Hi,
as promised, my solutions.
I send three different solutions in ascending order
1. This survey maintains your "question by question" design.
But you have to pay for it.
To calculate the 3x8 displayed questions you need 96 equations.. This way the progressbar starts at about 70% (Do not show it.)
2. The other suveys are displayed in "group by group" design.
But to keep the "golden rule" of online surveys (one question per page) there is only one question in each group.
The advantage is, that now you can place all equations in one question and use a "container" to store the interim results.
Both use the same idea to calculate your questions.
First we create a string "ABCDEFGHabcdefgh" (8 capital letters and 8 small letters to symbolize the 8 pairs)
Now we start by creating a random number from 1 to the length of the string (1-16). Let's say, we get 12.
We grab the letter at position 12 ("d") and store it.
Now we remove both this lowercase letter "d" and the uppercase letter "D".
The remaining string is "ABCEFGHabcefgh"
And we start again by creating a random number from 1 to the length of the string (now 1-14)
At the end we jopin all single letter to the result string ("sRes") like "#dCHaBGeF"
And later we display the questions with the condition "strpos(sRes,'d')>0".
Meaning if the string contains the letter, the question is displayed.
The "#" is used to avoid a result of "0".; "strpos" starts counting at "0".
But "0" also means "not found".
3. This idea is similar to your first with the two groups (one visible, one hidden)
But here each pair of groups only contains the two paired questions.

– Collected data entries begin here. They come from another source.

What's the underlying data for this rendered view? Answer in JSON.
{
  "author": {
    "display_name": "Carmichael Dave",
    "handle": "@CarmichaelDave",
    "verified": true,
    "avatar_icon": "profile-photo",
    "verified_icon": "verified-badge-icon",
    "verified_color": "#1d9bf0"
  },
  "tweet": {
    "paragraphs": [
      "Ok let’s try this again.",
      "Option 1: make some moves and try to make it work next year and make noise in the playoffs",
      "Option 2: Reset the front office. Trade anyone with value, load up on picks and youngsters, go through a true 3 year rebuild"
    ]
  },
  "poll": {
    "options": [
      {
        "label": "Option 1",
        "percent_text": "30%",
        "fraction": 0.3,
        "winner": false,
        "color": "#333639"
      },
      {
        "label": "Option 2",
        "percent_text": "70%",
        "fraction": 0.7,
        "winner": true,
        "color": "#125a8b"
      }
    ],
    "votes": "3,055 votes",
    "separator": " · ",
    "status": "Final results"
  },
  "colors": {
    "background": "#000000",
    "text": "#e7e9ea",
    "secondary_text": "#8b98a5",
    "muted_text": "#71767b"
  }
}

Because of the same randomization group name of the question one of them is displayed.
And all groups get the same randomization group name on group level.
So all are displayed in randomized order.
Disadvantage: In groups "negative" and "positive" there are 9 pairs. So
9 questions are displayed
You could avoid this by counting the appearance.
In my opinion the last is the best.
But I wanted to show all three (to be honest: the last came to my mind after I had completed the first two), that you may learn some techniques, some options for your further development of surveys.